Zgadzam się z Alicją. Trzmielina to dobry pomysł. Może być zielono-żółta tak jak radzi Ala, lub zielono-biała np Fortune'a "silver queen". A po obwodzie może czerwone żórawki? Widziałam gdzieś taką rabatę
U mnie pogoda "pod psem". Pada od 3. dni. Na dodoatek grad porobił mi dziury w liściach funkii Ale za to od intensywnych opadów trawka się zazieleniła - a w szczególności czekałam na tę posianą przed altanką. Jak tylko przestanie padać to biorę się za koszenie i oczywiście za mini rabatkę przy tarasie
Myślisz, że do tej żółto-zielonej trzmieliny czerwona żurawka będzie ok? Hmm, muszę poszukać na formu zdjęć. Pomysł ciekawy. Tylko jeszcze się obawiam czy południowe słońce nie spali tej żurawki??
Pomimo nieciekawej pogody wzięłam sie za robote.

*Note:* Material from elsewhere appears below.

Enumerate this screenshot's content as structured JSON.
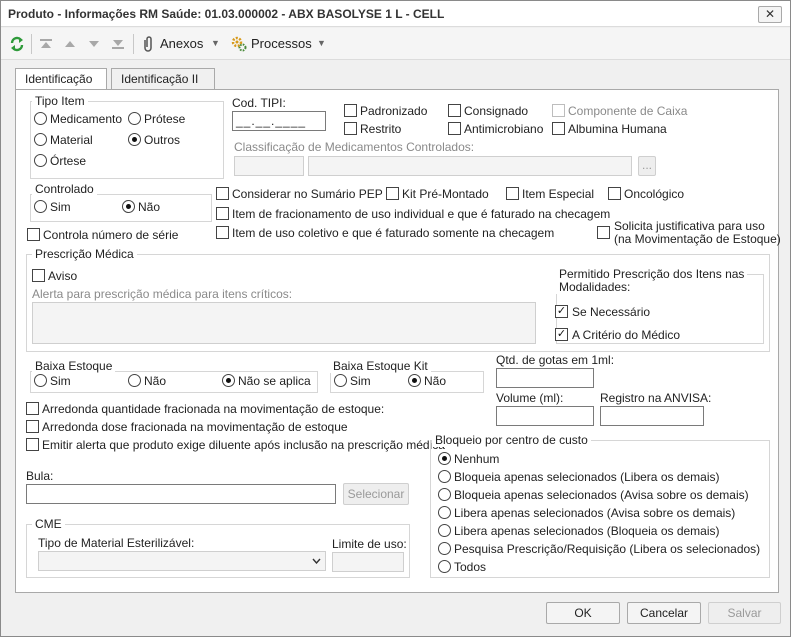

Wyznaczyłam rabatę, usunęłam darń i przekopałam ziemię. Nie była taka sucha jak się spodziewałam tylko trochę zbita. Myślę, że dosypie jakiegoś torfu i będzie ok a poniżej "przed" i "po"
Cześć, poczytałam w twoim wątku i widzę, że praca wre. Za mała ta rabata, zdecydowanie za mała. Trafiłam do ciebie z wątku pojedyńcze pytania i dałam odpowiedź.